There are a number of built-in errors to chose from:

- IndexError is thrown when trying to access an item at an invalid index.
- ImportError is thrown when a specified function can not be found.
- TypeError is thrown when an operation or function is applied to an object of an inappropriate type.
- NameError is thrown when an object could not be found.
- ZeroDivisionError is thrown when the second operator in the division is zero.
- ValueError is thrown when a function's argument is of an inappropriate type.
- Exception handles all type of exceptions -> catches everything
- ... and many more.

---

Hence, when you want to raise an exception, select a suitable error type, and put together a suitable error message. The just `raise ErrorType(err_msg)`.

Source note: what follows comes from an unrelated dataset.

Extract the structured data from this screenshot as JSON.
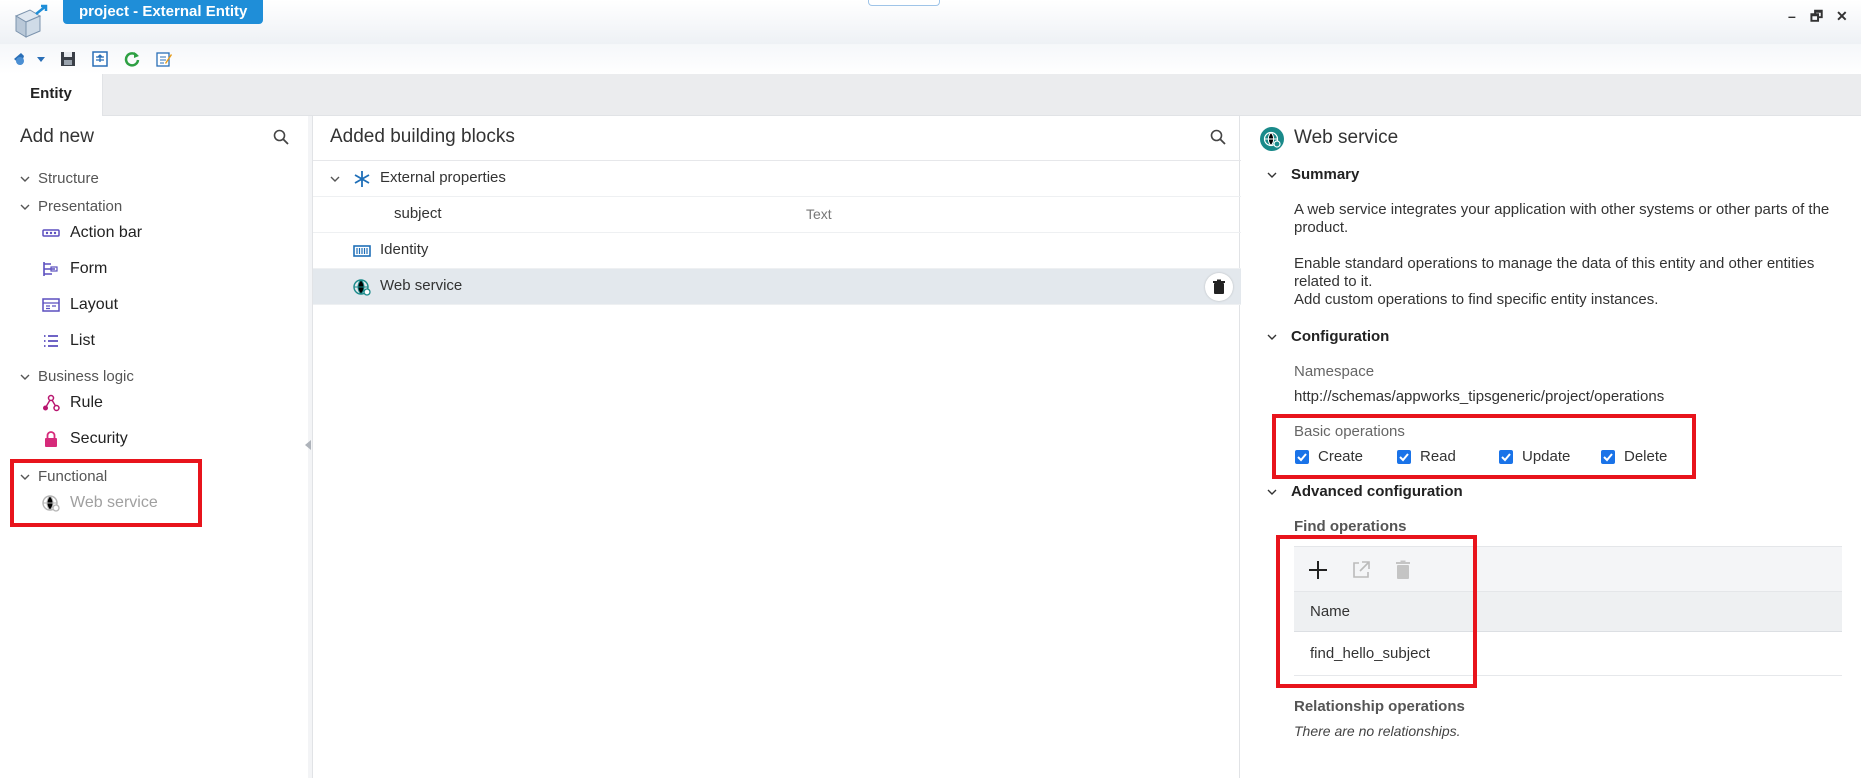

Always position `except Exception` last if you are catching multiple error types.


## Handling IO Errors



In [57]:
import os

# Safe file reading handling IOErrors

path = os.getcwd()
path += "/temp/holly_gräil.txt" 
try:
    with open(path, "r") as file:
        for line in file:
            print( line.strip() )
except IOError as e:
    print(type(e),"==>",e)
    print("No such file: ",path)

<class 'FileNotFoundError'> ==> [Errno 2] No such file or directory: '/Users/fredrik/Github/courses/temp/holly_gräil.txt'
No such file:  /Users/fredrik/Github/courses/temp/holly_gräil.txt


- File IO often results in errors. For example, reading from a non-existing (or read protected) file.
- Thus, enclosing all critical file IO operations with a try-except block is a very common programming pattern.

## Exceptions summary

- By enclosing error prone code with a try-except block we can catch and handle errors.
- By raising exceptions we can inform a user of an error
- Basic idea: The programmer is responsible for identifying errors and to notify the user by raising an exception. The user/client decides how to handle the exception.

### Are exceptions important?

- Exception handling is very important in larger (commercial) systems since we don't want our customers to experience an ugly stack trace due to an unhandled exception. A commercial system should never crash.
- It is less important for smaller projects when the user and programmer often is the same group of persons. After a crash we simply try to fix the problem and run the program again.
- Python is very liberal when it comes to exception handling. The programmer decides when and if to handle a potential exception. Other languages (like Java) is much stricter. Certain operations (like File IO) must include exception handling.